Epigenetic regulation and tumor suppressive function of lncRNA EP300-AS1 in nasopharyngeal carcinoma through activation of TFAP2C binding to CST6: implications for diagnosis, prognosis, and therapy.

Abstract

The long non-coding RNA EP300-AS1 (lncRNA EP300-AS1), identified as a potential regulatory factor in various cancers, remains underexplored in nasopharyngeal carcinoma (NPC). This study investigated EP300-AS1's regulatory mechanisms in NPC, particularly its interaction with transcription factor AP-2 Gamma (TFAP2C) and its effect on cystatin E/M (CST6) expression. Employing clinical samples and NPC cell lines, we conducted in vitro and in vivo xenograft experiments to assess the impacts of modulating EP300-AS1 expression. Techniques such as CCK8, migration, scratch, apoptosis assays, cell cycle analysis, immunoblotting, and fluorescence experiments elucidated EP300-AS1's role in NPC. The interaction between EP300-AS1 and TFAP2C in regulating CST6 expression was verified using FISH, ChIP, RNA pull-down, and silver staining assays.
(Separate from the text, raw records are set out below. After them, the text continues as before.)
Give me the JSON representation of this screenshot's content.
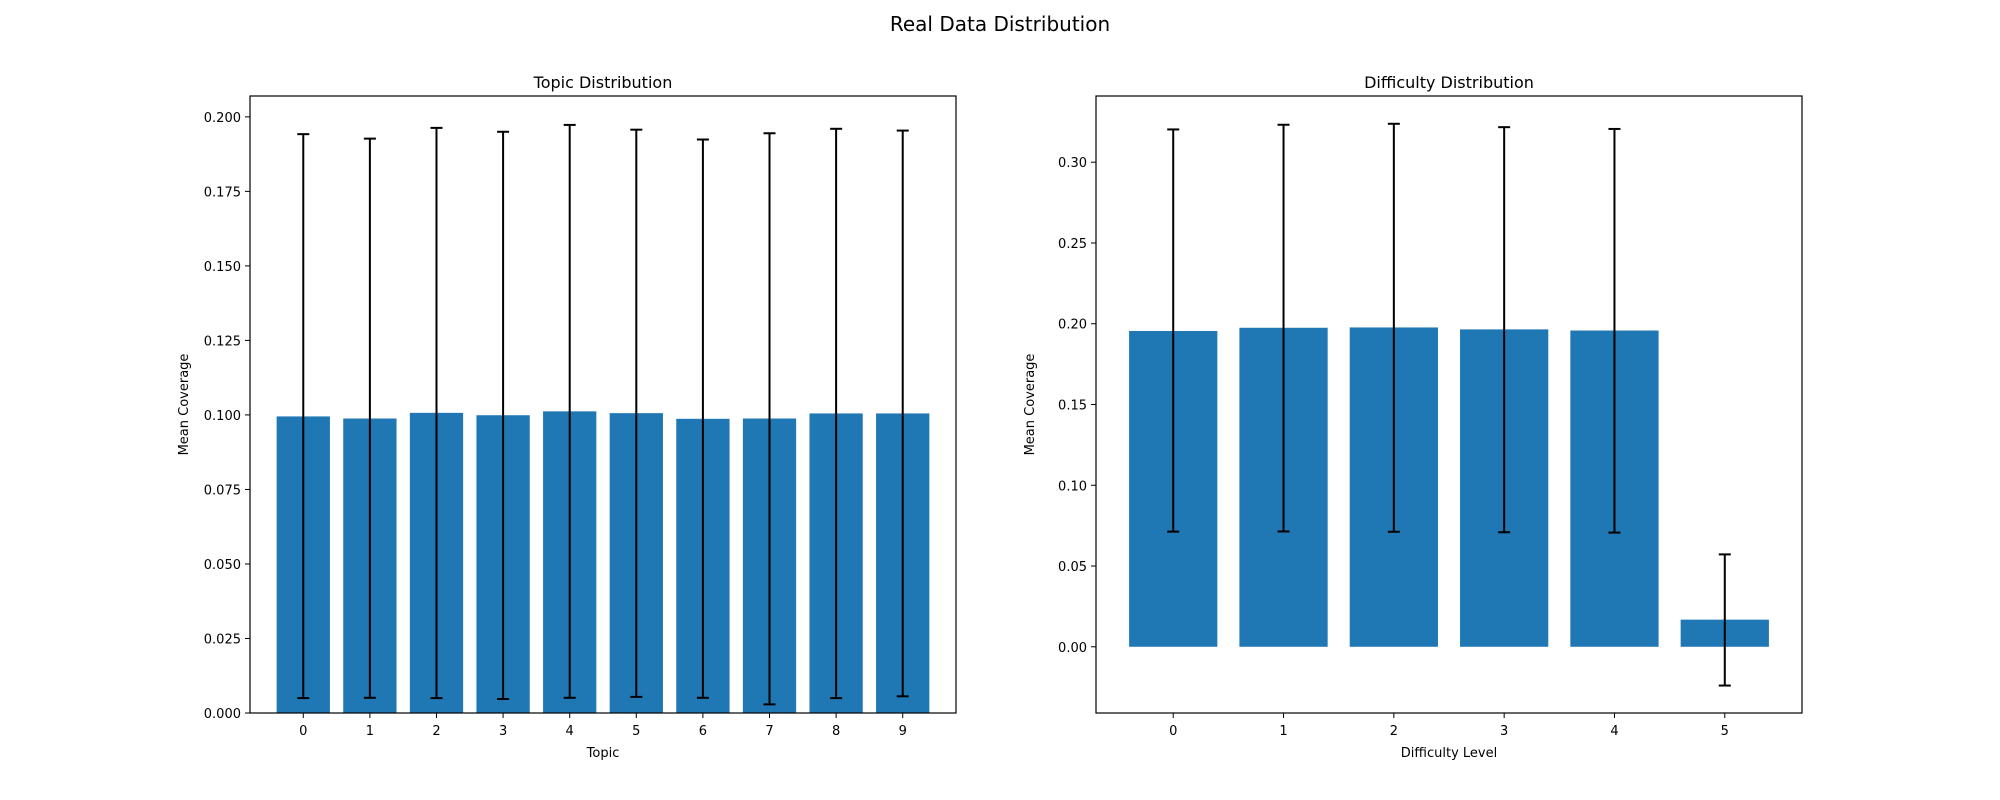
{
  "figure_title": "Real Data Distribution",
  "colors": {
    "bar": "#1f77b4",
    "errorbar": "#000000",
    "axes": "#000000"
  },
  "chart_data": [
    {
      "type": "bar",
      "title": "Topic Distribution",
      "xlabel": "Topic",
      "ylabel": "Mean Coverage",
      "categories": [
        "0",
        "1",
        "2",
        "3",
        "4",
        "5",
        "6",
        "7",
        "8",
        "9"
      ],
      "values": [
        0.0995,
        0.0988,
        0.1007,
        0.0999,
        0.1012,
        0.1006,
        0.0987,
        0.0988,
        0.1005,
        0.1005
      ],
      "error_low": [
        0.005,
        0.0051,
        0.005,
        0.0047,
        0.0051,
        0.0054,
        0.0051,
        0.0029,
        0.005,
        0.0056
      ],
      "error_high": [
        0.1942,
        0.1927,
        0.1963,
        0.195,
        0.1973,
        0.1957,
        0.1924,
        0.1945,
        0.196,
        0.1954
      ],
      "ylim": [
        0.0,
        0.207
      ],
      "yticks": [
        0.0,
        0.025,
        0.05,
        0.075,
        0.1,
        0.125,
        0.15,
        0.175,
        0.2
      ],
      "ytick_labels": [
        "0.000",
        "0.025",
        "0.050",
        "0.075",
        "0.100",
        "0.125",
        "0.150",
        "0.175",
        "0.200"
      ],
      "grid": false
    },
    {
      "type": "bar",
      "title": "Difficulty Distribution",
      "xlabel": "Difficulty Level",
      "ylabel": "Mean Coverage",
      "categories": [
        "0",
        "1",
        "2",
        "3",
        "4",
        "5"
      ],
      "values": [
        0.1955,
        0.1975,
        0.1977,
        0.1965,
        0.1958,
        0.0168
      ],
      "error_low": [
        0.0713,
        0.0714,
        0.0712,
        0.0709,
        0.0707,
        -0.024
      ],
      "error_high": [
        0.3203,
        0.3232,
        0.3238,
        0.3217,
        0.3206,
        0.0572
      ],
      "ylim": [
        -0.041,
        0.341
      ],
      "yticks": [
        0.0,
        0.05,
        0.1,
        0.15,
        0.2,
        0.25,
        0.3
      ],
      "ytick_labels": [
        "0.00",
        "0.05",
        "0.10",
        "0.15",
        "0.20",
        "0.25",
        "0.30"
      ],
      "grid": false
    }
  ]
}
Results indicated lower expression levels of EP300-AS1 and CST6 in NPC, with EP300-AS1 suppression inhibiting cell proliferation, migration, and invasion, while promoting apoptosis and maintaining the cell cycle in the G1 phase. EP300-AS1 also modulated epithelial-mesenchymal transition (EMT) marker expression, suggesting a role in metastasis control. Conclusively, EP300-AS1 acts as a potential tumor suppressor in NPC by interacting with TFAP2C and targeting CST6, offering novel biomarkers and therapeutic targets through its influence on methylation and the tumor microenvironment.